Hof van Discipline, 3 november 2006, nummer 4587
(mrs. Van Erp Taalman Kip-Nieuwenkamp, Driessen-
Poortvliet, De Ruuk, Hooykaas en Paulussen)
Raad van Discipline ‘s-Hertogenbosch, 24 april 2006
(mrs. Houterman, Caudri, Theunissen, Henselmans en Kneepkens)
Voor een klager staat geen hoger beroep open voor zover zijn klachten gegrond zijn verklaard. In hoger beroep kan op een door de raad aanvaarde klachtomschrijving waarmee de klager heeft ingestemd niet worden teruggekomen.
– Advocatenwet artt. 46c en 56 lid 1 onder a
Feiten
Klager heeft tegen mr. X een klacht ingediend, die door de raad gegrond is geacht. Aan mr. X is de maatregel van een enkele waarschuwing opgelegd. Klager is tijdig in beroep gekomen en stelt – voor zover hier van belang – dat ‘de straf (een enkele waarschuwing) ronduit belachelijk is in het licht van de delicten begaan door mr. X’ en dat ‘in het verslag van de zitting van de raad niet wordt ingegaan op mijn beschuldigingen van fraude, bedrog, valsheid in geschrifte en diefstal’. Het hoger beroep strekt tot vernietiging van de beslissing van de raad en gegrondverklaring van alle klachten met oplegging van een zwaardere maatregel.
Overwegingen hof
Ingevolge art. 56 lid 1 onder a van de Advocatenwet kan een klager slechts hoger beroep instellen als zijn klacht geheel of ten dele ongegrond is verklaard. Dit betekent dat voor een klager geen hoger beroep openstaat voor zover zijn klachten gegrond zijn verklaard, dus ook niet indien hij van oordeel is dat de raad ten onrechte ter zake van de gegrond verklaarde klacht geen of een te lichte maatregel heeft opgelegd. In zijn memorie heeft klager aangevoerd dat de raad niet op alle door hem naar voren gebrachte klachten heeft beslist.

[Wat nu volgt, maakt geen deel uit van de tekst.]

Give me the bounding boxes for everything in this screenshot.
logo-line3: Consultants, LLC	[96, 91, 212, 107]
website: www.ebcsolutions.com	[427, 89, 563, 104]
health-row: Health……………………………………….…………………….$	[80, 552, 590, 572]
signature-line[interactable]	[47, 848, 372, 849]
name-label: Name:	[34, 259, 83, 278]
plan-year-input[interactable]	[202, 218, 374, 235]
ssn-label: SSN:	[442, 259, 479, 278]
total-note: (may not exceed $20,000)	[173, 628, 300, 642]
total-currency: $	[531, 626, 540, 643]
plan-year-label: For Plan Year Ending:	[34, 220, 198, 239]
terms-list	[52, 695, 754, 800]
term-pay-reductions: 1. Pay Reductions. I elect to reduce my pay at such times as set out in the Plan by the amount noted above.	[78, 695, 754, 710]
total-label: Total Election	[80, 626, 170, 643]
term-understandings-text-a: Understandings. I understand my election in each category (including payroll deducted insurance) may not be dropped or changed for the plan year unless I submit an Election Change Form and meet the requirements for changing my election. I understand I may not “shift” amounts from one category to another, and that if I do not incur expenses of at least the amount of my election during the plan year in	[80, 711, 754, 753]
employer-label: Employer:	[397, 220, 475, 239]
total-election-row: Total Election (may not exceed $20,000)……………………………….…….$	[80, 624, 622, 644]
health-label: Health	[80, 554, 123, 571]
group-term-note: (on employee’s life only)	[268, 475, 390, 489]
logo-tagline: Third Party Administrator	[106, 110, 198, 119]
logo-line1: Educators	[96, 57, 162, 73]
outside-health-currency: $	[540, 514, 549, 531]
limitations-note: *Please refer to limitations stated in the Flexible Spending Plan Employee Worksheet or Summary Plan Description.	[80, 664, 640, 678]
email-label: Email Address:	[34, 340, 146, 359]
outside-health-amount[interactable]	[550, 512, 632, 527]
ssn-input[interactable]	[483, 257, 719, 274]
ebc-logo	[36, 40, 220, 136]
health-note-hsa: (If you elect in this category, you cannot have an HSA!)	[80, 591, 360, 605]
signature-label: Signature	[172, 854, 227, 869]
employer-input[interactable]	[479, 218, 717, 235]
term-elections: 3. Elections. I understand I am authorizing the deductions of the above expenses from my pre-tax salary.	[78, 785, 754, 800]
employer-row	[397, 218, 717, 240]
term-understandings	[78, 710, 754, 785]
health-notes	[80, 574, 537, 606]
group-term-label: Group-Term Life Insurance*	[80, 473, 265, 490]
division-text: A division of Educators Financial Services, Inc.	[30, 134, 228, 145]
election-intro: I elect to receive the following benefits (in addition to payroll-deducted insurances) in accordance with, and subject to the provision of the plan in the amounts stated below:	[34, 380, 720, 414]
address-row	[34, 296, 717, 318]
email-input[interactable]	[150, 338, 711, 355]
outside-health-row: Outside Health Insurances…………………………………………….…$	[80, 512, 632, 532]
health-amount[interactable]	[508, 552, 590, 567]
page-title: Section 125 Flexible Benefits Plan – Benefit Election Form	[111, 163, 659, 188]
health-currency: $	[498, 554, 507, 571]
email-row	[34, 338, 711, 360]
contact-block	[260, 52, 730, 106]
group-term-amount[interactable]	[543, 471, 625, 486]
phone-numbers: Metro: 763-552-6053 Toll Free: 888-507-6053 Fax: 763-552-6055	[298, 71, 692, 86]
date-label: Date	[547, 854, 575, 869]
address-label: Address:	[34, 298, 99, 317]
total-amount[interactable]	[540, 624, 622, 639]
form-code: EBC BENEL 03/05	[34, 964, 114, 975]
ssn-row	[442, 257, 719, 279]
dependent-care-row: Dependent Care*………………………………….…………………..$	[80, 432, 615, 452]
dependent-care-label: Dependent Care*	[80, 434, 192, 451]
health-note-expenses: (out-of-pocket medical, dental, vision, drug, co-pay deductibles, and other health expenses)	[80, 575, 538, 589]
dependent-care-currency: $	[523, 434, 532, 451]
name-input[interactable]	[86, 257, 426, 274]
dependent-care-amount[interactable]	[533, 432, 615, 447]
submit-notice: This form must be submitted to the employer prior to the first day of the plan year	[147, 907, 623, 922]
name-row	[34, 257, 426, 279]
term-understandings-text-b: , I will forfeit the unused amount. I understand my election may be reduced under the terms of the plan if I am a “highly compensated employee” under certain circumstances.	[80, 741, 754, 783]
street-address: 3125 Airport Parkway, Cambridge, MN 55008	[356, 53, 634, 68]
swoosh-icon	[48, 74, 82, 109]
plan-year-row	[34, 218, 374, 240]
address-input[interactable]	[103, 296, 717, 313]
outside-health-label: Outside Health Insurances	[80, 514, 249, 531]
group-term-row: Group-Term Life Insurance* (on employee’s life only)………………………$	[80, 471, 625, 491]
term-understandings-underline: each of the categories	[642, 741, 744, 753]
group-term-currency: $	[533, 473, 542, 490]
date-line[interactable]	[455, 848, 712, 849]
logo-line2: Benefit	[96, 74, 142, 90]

Blijkens het procesverbaal van de zitting van de raad heeft de voorzitter de inhoud van de klacht geformuleerd en heeft zowel klager als mr. X verklaard akkoord te gaan met deze formulering. De klachtomschrijving in de beslissing van de raad stemt hiermee overeen. Het is aan de tuchtrechter voorbehouden de inhoud van de door klager op de in art. 46c Advocatenwet voorgeschreven wijze ingediende klacht vast te stellen. Nu klager ter zitting heeft ingestemd met een door de raad aanvaarde klachtomschrijving en de door de deken bij zijn brief van 15 september 2005, waarmee hij de klacht ter kennis van de raad heeft gebracht, gevoegde stukken niets inhouden op grond waarvan zou moeten worden geoordeeld dat de raad in redelijkheid niet tot deze uitleg heeft kunnen komen, wordt de stelling van klager dat de raad niet op alle door hem ingediende klachten heeft beslist, verworpen. Hieraan kan niet afdoen dat hij ter zitting van de raad mogelijk andere klachten naar voren heeft gebracht, aangezien deze niet op de voorgeschreven wijze waren ingediend en dus buiten beschouwing dienden te blijven. Uit het voorgaande volgt dat het door klager tegen de beslissing van de raad ingestelde beroep nietontvankelijk is.
Volgt
Nietontvankelijkheid verklaring van klager.